Il n’est donc pas surprenant que la CE ait pris ses distances avec l’accord international et proposé de donner à chaque État membre la possibilité d’appliquer de façon transitoire des pondérations préférentielles sur l’immobilier résidentiel pour le calcul du plancher de fonds propres de 72,5 %, afin de limiter l’impact de la réforme sur la production de crédits.
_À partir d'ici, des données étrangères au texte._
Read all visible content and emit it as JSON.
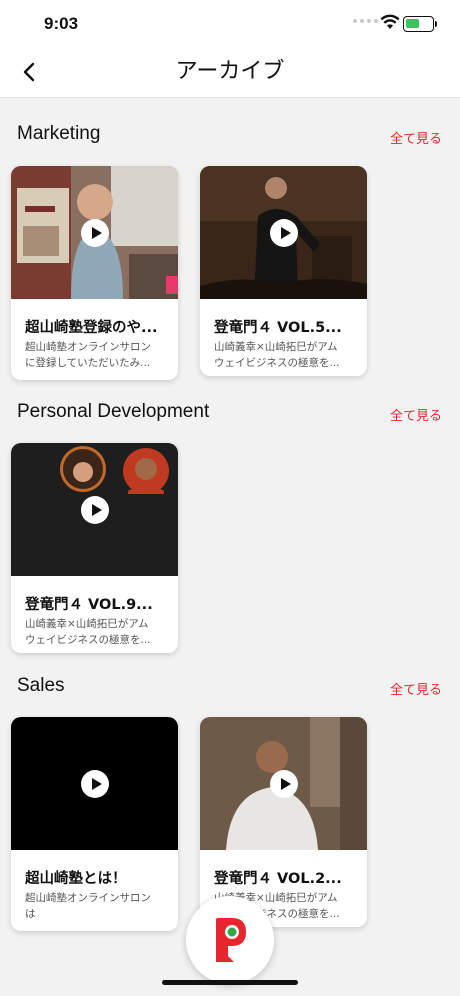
{
  "status": {
    "time": "9:03"
  },
  "nav": {
    "title": "アーカイブ"
  },
  "see_all_label": "全て見る",
  "sections": [
    {
      "title": "Marketing",
      "cards": [
        {
          "title": "超山崎塾登録のや...",
          "desc": [
            "超山崎塾オンラインサロン",
            "に登録していただいたみ..."
          ]
        },
        {
          "title": "登竜門４ VOL.5...",
          "desc": [
            "山崎義幸×山崎拓巳がアム",
            "ウェイビジネスの極意を..."
          ]
        }
      ]
    },
    {
      "title": "Personal Development",
      "cards": [
        {
          "title": "登竜門４ VOL.9...",
          "desc": [
            "山崎義幸×山崎拓巳がアム",
            "ウェイビジネスの極意を..."
          ]
        }
      ]
    },
    {
      "title": "Sales",
      "cards": [
        {
          "title": "超山崎塾とは！",
          "desc": [
            "超山崎塾オンラインサロン",
            "は"
          ]
        },
        {
          "title": "登竜門４ VOL.2...",
          "desc": [
            "山崎義幸×山崎拓巳がアム",
            "ウェイビジネスの極意を..."
          ]
        }
      ]
    }
  ],
  "colors": {
    "accent": "#e8262d",
    "logo_green": "#2eaa4a"
  },
  "icons": {
    "back": "chevron-left-icon",
    "play": "play-icon",
    "fab": "p-logo-icon"
  }
}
Selon cette proposition, les banques seraient autorisées à appliquer une pondération de 10 % jusqu’à un montant des prêts représentant 55 % de la valeur de la propriété mise en garantie jusqu’à la fin de l’année 2032 (20 % ensuite), et une pondération de 45 % pour la partie restante de l’exposition jusqu’à 80 % de la valeur du bien jusqu’à la fin de l’année 2029. Cette dernière augmenterait ensuite progressivement jusqu’à 67,5 % en 2032 pour atteindre le niveau standard de 75 % applicable aux prêts non garantis en 2033.
L’Autorité bancaire européenne (EBA) serait également tenue de faire un rapport d’ici fin 2028 afin d’évaluer la pertinence de cette disposition préférentielle visant les prêts immobiliers résidentiels. La possibilité de prolonger cette mesure au-delà de 2032 pourrait donc être envisagée.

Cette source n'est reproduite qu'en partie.